Metabolic robustness and network modularity: A model study

TL;DR

This study investigates how network modularity influences metabolic robustness, revealing that increased modularity enhances robustness to concentration changes but reduces it for enzyme expression variations, indicating a nuanced role of modularity.

Contribution

The paper provides a model-based analysis showing that network modularity's effect on robustness varies depending on the type of perturbation in metabolic systems.

Findings

Robustness to metabolite concentration changes increases with modularity.

Robustness to enzyme expression changes decreases with modularity.
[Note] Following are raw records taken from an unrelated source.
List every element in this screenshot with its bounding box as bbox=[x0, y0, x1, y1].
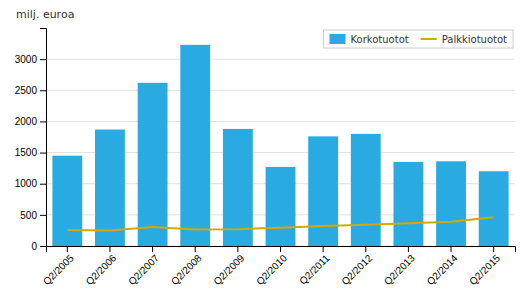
grid-line bbox=[46, 121, 515, 122]
chart: 050010001500200025003000Q2/2005Q2/2006Q2… bbox=[0, 0, 529, 302]
x-axis: Q2/2005Q2/2006Q2/2007Q2/2008Q2/2009Q2/20… bbox=[41, 246, 516, 287]
x-tick-label: Q2/2005 bbox=[41, 252, 76, 287]
x-tick-mark bbox=[280, 246, 281, 252]
bar-series bbox=[52, 45, 508, 246]
legend-item: Korkotuotot bbox=[330, 34, 409, 45]
bar bbox=[52, 156, 82, 246]
y-tick-label: 0 bbox=[31, 241, 37, 252]
y-tick: 500 bbox=[20, 210, 46, 221]
x-tick-mark bbox=[109, 246, 110, 252]
y-tick: 1000 bbox=[15, 178, 46, 189]
grid bbox=[46, 59, 515, 246]
y-tick-mark bbox=[40, 90, 46, 91]
y-tick-label: 1000 bbox=[15, 178, 38, 189]
x-tick-mark bbox=[67, 246, 68, 252]
x-tick-label: Q2/2015 bbox=[467, 252, 502, 287]
legend-label: Korkotuotot bbox=[351, 34, 409, 45]
x-tick-mark bbox=[365, 246, 366, 252]
bar bbox=[351, 134, 381, 246]
x-tick-mark bbox=[152, 246, 153, 252]
x-tick-label: Q2/2013 bbox=[382, 252, 417, 287]
x-tick-label: Q2/2009 bbox=[211, 252, 246, 287]
y-tick-mark bbox=[40, 246, 46, 247]
grid-line bbox=[46, 59, 515, 60]
x-tick-label: Q2/2006 bbox=[84, 252, 119, 287]
x-tick: Q2/2011 bbox=[297, 246, 332, 287]
bar bbox=[138, 83, 168, 246]
y-tick-label: 2000 bbox=[15, 116, 38, 127]
y-tick-mark bbox=[40, 184, 46, 185]
y-axis-line bbox=[40, 29, 47, 247]
x-tick-mark bbox=[408, 246, 409, 252]
bar bbox=[266, 167, 296, 246]
x-tick: Q2/2013 bbox=[382, 246, 417, 287]
y-tick-mark bbox=[40, 121, 46, 122]
legend: Korkotuotot Palkkiotuotot bbox=[324, 30, 514, 48]
y-tick-label: 2500 bbox=[15, 85, 38, 96]
line bbox=[67, 217, 493, 230]
y-tick: 2500 bbox=[15, 85, 46, 96]
bar bbox=[393, 162, 423, 246]
x-tick: Q2/2007 bbox=[126, 246, 161, 287]
x-axis-line bbox=[47, 247, 516, 253]
legend-item: Palkkiotuotot bbox=[421, 34, 507, 45]
y-tick-mark bbox=[40, 59, 46, 60]
x-tick: Q2/2006 bbox=[84, 246, 119, 287]
x-tick-label: Q2/2014 bbox=[425, 252, 460, 287]
y-tick: 0 bbox=[31, 241, 46, 252]
x-tick: Q2/2014 bbox=[425, 246, 460, 287]
bar bbox=[436, 161, 466, 246]
y-tick: 1500 bbox=[15, 147, 46, 158]
bar bbox=[95, 130, 125, 246]
x-tick-label: Q2/2008 bbox=[169, 252, 204, 287]
x-tick-label: Q2/2012 bbox=[339, 252, 374, 287]
x-tick: Q2/2015 bbox=[467, 246, 502, 287]
bar bbox=[308, 136, 338, 246]
legend-swatch bbox=[421, 38, 437, 40]
bar bbox=[479, 171, 509, 246]
y-tick-mark bbox=[40, 153, 46, 154]
x-tick-mark bbox=[195, 246, 196, 252]
x-tick-mark bbox=[323, 246, 324, 252]
x-tick: Q2/2009 bbox=[211, 246, 246, 287]
x-tick: Q2/2012 bbox=[339, 246, 374, 287]
bar bbox=[180, 45, 210, 246]
x-tick-label: Q2/2007 bbox=[126, 252, 161, 287]
y-axis: 0 500 1000 1500 2000 2500 3000 bbox=[15, 29, 47, 252]
y-label: milj. euroa bbox=[16, 8, 74, 21]
y-tick-label: 3000 bbox=[15, 54, 38, 65]
x-tick-mark bbox=[451, 246, 452, 252]
y-tick: 3000 bbox=[15, 54, 46, 65]
grid-line bbox=[46, 90, 515, 91]
x-tick-mark bbox=[493, 246, 494, 252]
x-tick-mark bbox=[237, 246, 238, 252]
x-tick-label: Q2/2011 bbox=[297, 252, 332, 287]
legend-label: Palkkiotuotot bbox=[442, 34, 507, 45]
legend-frame bbox=[324, 30, 514, 48]
legend-swatch bbox=[330, 34, 346, 44]
x-tick-label: Q2/2010 bbox=[254, 252, 289, 287]
y-tick-label: 1500 bbox=[15, 147, 38, 158]
marks bbox=[52, 45, 508, 246]
x-tick: Q2/2005 bbox=[41, 246, 76, 287]
y-tick: 2000 bbox=[15, 116, 46, 127]
x-tick: Q2/2008 bbox=[169, 246, 204, 287]
y-tick-label: 500 bbox=[20, 210, 37, 221]
y-tick-mark bbox=[40, 215, 46, 216]
x-tick: Q2/2010 bbox=[254, 246, 289, 287]
plot: 050010001500200025003000Q2/2005Q2/2006Q2… bbox=[15, 29, 516, 288]
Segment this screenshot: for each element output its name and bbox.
Relaxation speed after perturbations scales with network modularity.

Abstract

[Background] Several studies have mentioned network modularity -- that a network can easily be decomposed into subgraphs that are densely connected within and weakly connected between each other -- as a factor affecting metabolic robustness. In this paper we measure the relation between network modularity and several aspects of robustness directly in a model system of metabolism. [Methodology/Principal Findings] By using a model for generating chemical reaction systems where one can tune the network modularity, we find that robustness increases with modularity for changes in the concentrations of metabolites, whereas it decreases with changes in the expression of enzymes. The same modularity scaling is true for the speed of relaxation after the perturbations. [Conclusions/Significance] Modularity is not a general principle for making metabolism either more or less robust; this question needs to be addressed specifically for different types of perturbations of the system.